With her extensive knowledge of classical ballet and modern dance
techniques, Lunn began to work on adapting her skills to the
wheelchair. Her husband modified a chair for her to dance in,
creating a vehicle which was both lightweight and able to respond to
the shift in her body weight, and the long process of discovering a
new way of dancing began.
While blazing a trail in her own life, it soon became clear that
there were many other performers with disabilities struggling to win
their right to get up on stage like any able-bodied actor or dancer.
True to form, Lunn tackled the situation vigorously, becoming a
prominent activist on disability issues.
She has been placed on the boards of numerous organizations, ranging
from Actors' Equity to the National Board of the American Federation
of Television and Radio Artists. Lunn tries to play down these
achievements, but is willing to admit that "I have helped to get
laws passed. Depending on who you talk to, I'm quite a
troublemaker".
She established her own company in 1994, employing dancers with and
without disabilities. Lunn concentrated on teacher-training, with
the rationale that if more dancers with disabilities were going to
find success in professional dance, they would need informed
training. "I teach teachers how to transpose the work that they're
already doing. Everyone gets so panicky about wheelchairs, but the
chair is an inanimate object - it doesn't do the dancing."

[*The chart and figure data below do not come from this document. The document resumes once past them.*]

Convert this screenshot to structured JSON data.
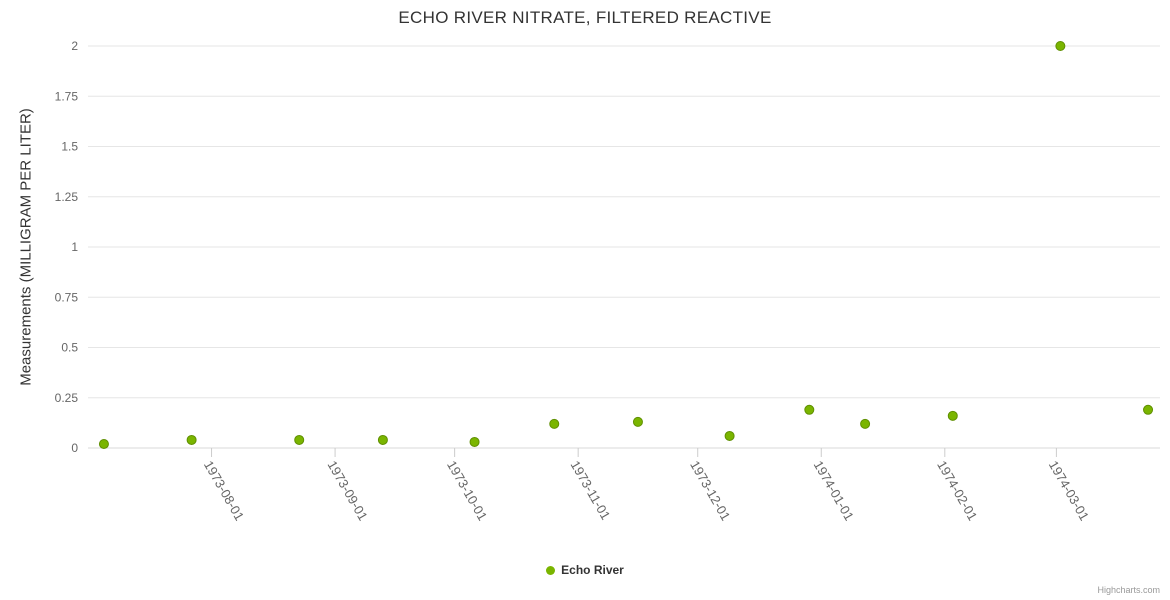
{
  "page": {
    "credits_label": "Highcharts.com"
  },
  "chart_data": {
    "type": "scatter",
    "title": "ECHO RIVER NITRATE, FILTERED REACTIVE",
    "xlabel": "",
    "ylabel": "Measurements (MILLIGRAM PER LITER)",
    "ylim": [
      0,
      2
    ],
    "yticks": [
      0,
      0.25,
      0.5,
      0.75,
      1,
      1.25,
      1.5,
      1.75,
      2
    ],
    "ytick_labels": [
      "0",
      "0.25",
      "0.5",
      "0.75",
      "1",
      "1.25",
      "1.5",
      "1.75",
      "2"
    ],
    "xticks": [
      "1973-08-01",
      "1973-09-01",
      "1973-10-01",
      "1973-11-01",
      "1973-12-01",
      "1974-01-01",
      "1974-02-01",
      "1974-03-01"
    ],
    "xaxis_range": [
      "1973-07-01",
      "1974-03-27"
    ],
    "grid": true,
    "legend_position": "bottom-center",
    "colors": {
      "grid": "#e6e6e6",
      "axis_line": "#d8d8d8",
      "tick": "#cccccc",
      "label_text": "#666666",
      "title_text": "#333333"
    },
    "series": [
      {
        "name": "Echo River",
        "color": "#7ab500",
        "marker_line_color": "#5f8f00",
        "points": [
          {
            "date": "1973-07-05",
            "value": 0.02
          },
          {
            "date": "1973-07-27",
            "value": 0.04
          },
          {
            "date": "1973-08-23",
            "value": 0.04
          },
          {
            "date": "1973-09-13",
            "value": 0.04
          },
          {
            "date": "1973-10-06",
            "value": 0.03
          },
          {
            "date": "1973-10-26",
            "value": 0.12
          },
          {
            "date": "1973-11-16",
            "value": 0.13
          },
          {
            "date": "1973-12-09",
            "value": 0.06
          },
          {
            "date": "1973-12-29",
            "value": 0.19
          },
          {
            "date": "1974-01-12",
            "value": 0.12
          },
          {
            "date": "1974-02-03",
            "value": 0.16
          },
          {
            "date": "1974-03-02",
            "value": 2.0
          },
          {
            "date": "1974-03-24",
            "value": 0.19
          }
        ]
      }
    ]
  }
}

And crucially, she focuses on getting teachers to forget about the
chair and remembering to teach the student - to Lunn, the question
of perception is the main problem that has to be overcome. "The
biggest obstacle that Infinity Dance Theater faces is the
non-disabled world's fear that it's going to be pathetic," she says,
bun in practice, Lunn and her company regularly leave their
audiences overwhelmed. Lunn teaches six professional ballet classes
a week, and makes an effort to teach a class in every country the
company visits - she'll be at Scottish Ballet for one such class.
She recalls a visit to Italy where the company was not only unused
to having a teacher in a wheelchair, few of them spoke English
either. Typically, Lunn refused to recognize a barrier. "The
language of the ballet class is universal and I can do more to
create an understanding by participating in a mainstream way," she
says.
As well as the Scottish programme, she will bring a collection of
modern dance performances to Glasgow, describing it as an eclectic
repertoire featuring her own solo work as well as ensemble pieces.
One work features dancer/choreographer Jeffrey Freeze in a ballet
inspired by Tennessee Williams's The Glass Menagerie. Freeze dances
the role of the mother, though Lunn says this version is "not a
comedy, not a farce. It goes all the way back to Shakespeare's time,
when women weren't permitted to be on the stage and so men did all
of the female roles". With a multi-generational company that
features dancers in their fifties, Lunn seems impervious to
traditional restraints.
Her strength and beliefs have not just transformed her own life,
they have spilled over into the lives of those around her. She has
the power to inspire. "What I've learned on this 15-year journey is
that the dancer inside me doesn't care that I use a wheelchair," she
says. "It has more to do with what's in my soul than it has to do
with what my legs can or cannot do. If you are angry with your
instrument, you are not going to be able to produce anything
beautiful from it; it's perfect the way that it is."
"I didn't say it was convenient, but it is perfect."